The growing Insider Risk
Remote work and decentralized collaboration are here to stay. And in this new Work-From-Anywhere world, files are constantly on the move — between endpoints, to and from the cloud, on and off the network. The vast majority of this file activity is harmless. But a surprising (and alarming) amount of file activity puts business value directly at risk — and that risk activity is growing. A recent report from the Aberdeen Group showed that the average number of data exposure events - e.g., insiders moving enterprise files to untrusted locations via email, messaging, cloud, or removable media - is 13 data exposure events per user, per day. The Insider Risk problem will continue to grow considering the rapid acceleration of digital transformation in the post-pandemic world of work. Most IT security leaders expect Insider Risks to continue to increase over the next two years, and Code42 research from spring 2021 showed that employees are a whopping 85% more likely to lose or leak files and data than they were before the pandemic.
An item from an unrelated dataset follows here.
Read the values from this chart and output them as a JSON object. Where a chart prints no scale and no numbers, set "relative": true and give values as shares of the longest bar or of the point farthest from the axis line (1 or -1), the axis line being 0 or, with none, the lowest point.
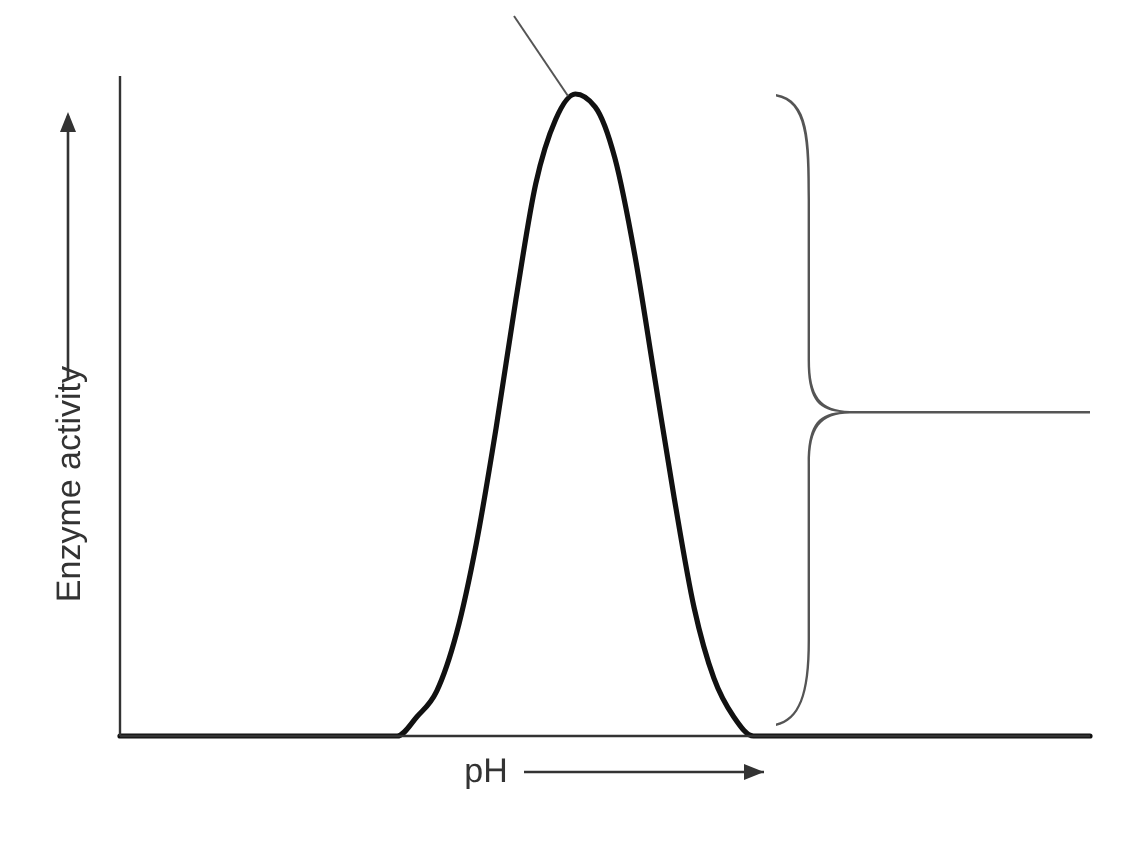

Everyday activity causing big damage for businesses
The most challenging part of Insider Risk is homing in on the truly risky activity amid the everyday noise of harmless file activity. But here's a closely related challenge: Most risky activity isn't malicious or intentional; it's just everyday employees, trying to get everyday work done. In fact, Insider Risk often comes from your most productive and innovative employees finding shortcuts to faster, smarter ways of working — and unknowingly exposing files to risk. The impact of these everyday risks is no joke.
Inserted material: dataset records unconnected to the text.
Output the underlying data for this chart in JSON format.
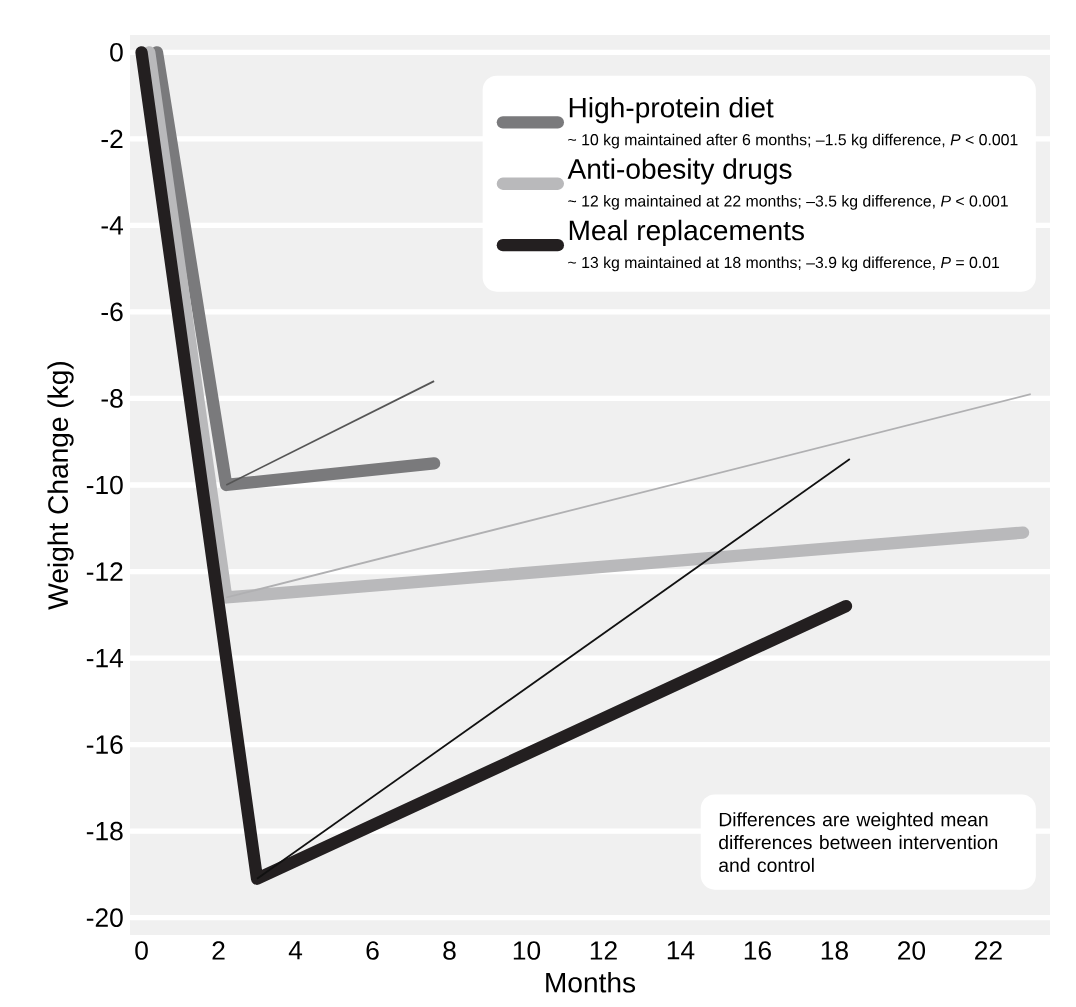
{
  "chart_data": {
    "type": "line",
    "xlabel": "Months",
    "ylabel": "Weight Change (kg)",
    "series": [
      {
        "name": "High-protein diet",
        "color": "#7a7a7c",
        "x": [
          0.4,
          2.2,
          7.6
        ],
        "values": [
          0,
          -10,
          -9.5
        ]
      },
      {
        "name": "Anti-obesity drugs",
        "color": "#b9b9bb",
        "x": [
          0.2,
          2.2,
          22.9
        ],
        "values": [
          0,
          -12.6,
          -11.1
        ]
      },
      {
        "name": "Meal replacements",
        "color": "#231f20",
        "x": [
          0,
          3,
          18.3
        ],
        "values": [
          0,
          -19.1,
          -12.8
        ]
      },
      {
        "color": "#555555",
        "x": [
          2.2,
          7.6
        ],
        "values": [
          -10,
          -7.6
        ]
      },
      {
        "color": "#b0b0b2",
        "x": [
          2.2,
          23.1
        ],
        "values": [
          -12.6,
          -7.9
        ]
      },
      {
        "color": "#111111",
        "x": [
          3,
          18.4
        ],
        "values": [
          -19.1,
          -9.4
        ]
      }
    ],
    "annotations": [
      "~ 10 kg maintained after 6 months; –1.5 kg difference, *P* < 0.001",
      "~ 12 kg maintained at 22 months; –3.5 kg difference, *P* < 0.001",
      "~ 13 kg maintained at 18 months; –3.9 kg difference, *P* = 0.01",
      "Differences are weighted mean differences between intervention and control"
    ],
    "xlim": [
      -0.3,
      23.6
    ],
    "ylim": [
      -20.4,
      0.4
    ],
    "xticks": [
      0,
      2,
      4,
      6,
      8,
      10,
      12,
      14,
      16,
      18,
      20,
      22
    ],
    "yticks": [
      0,
      -2,
      -4,
      -6,
      -8,
      -10,
      -12,
      -14,
      -16,
      -18,
      -20
    ],
    "grid": "y",
    "legend": "top right",
    "marker": "none",
    "line_style": "solid"
  }
}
The Aberdeen Group report showed that 25% of insider data breaches involve intellectual property (IP). The report gave two ways for businesses to think about the potential cost of having their IP exposed through Insider Risk: Up to 20% of a company's revenue — or as much as 440% of the revenue generated by the exposed IP. Just because the behavior isn't intentionally malicious doesn't mean it's not hurting your business - in a big way.
You can't tolerate something you don't understand
More and more organizations today are shifting from the conventional "risk prevention" model to the more modern "risk tolerance" paradigm for data security. But the truth is that Insider Risk remains a major blind spot in most organizations — a blind spot that is growing at the speed of cloud-powered collaboration. Security teams can't see all their users' file activity — on the endpoint, in the cloud, remote, on and off the network. And what they can see is shrouded by the noise of all the harmless everyday activity. They can't get a clear signal of their biggest risks.
Without visibility and understanding of Insider Risk, it's not an empowered stance of risk tolerance — it's more like involuntary risk acceptance.
Enabling business agility starts with understanding Insider Risk
If organizations want to continue fostering speed and agility to improve business outcomes — freeing employees to work in new, better, smarter ways — they must understand the inherent risk created. They need to recognize the problem that Insider Risk presents to their business. And then work to gain a better understanding of what risk looks like in their organization: identifying their most valuable and vulnerable files and data; recognizing the potential cost of losing that IP; and gaining visibility to the biggest Insider Risks to that IP. With this solid foundation of understanding, IT and security teams can take an empowered stance on enabling the business and tolerating risk — while protecting data and business value.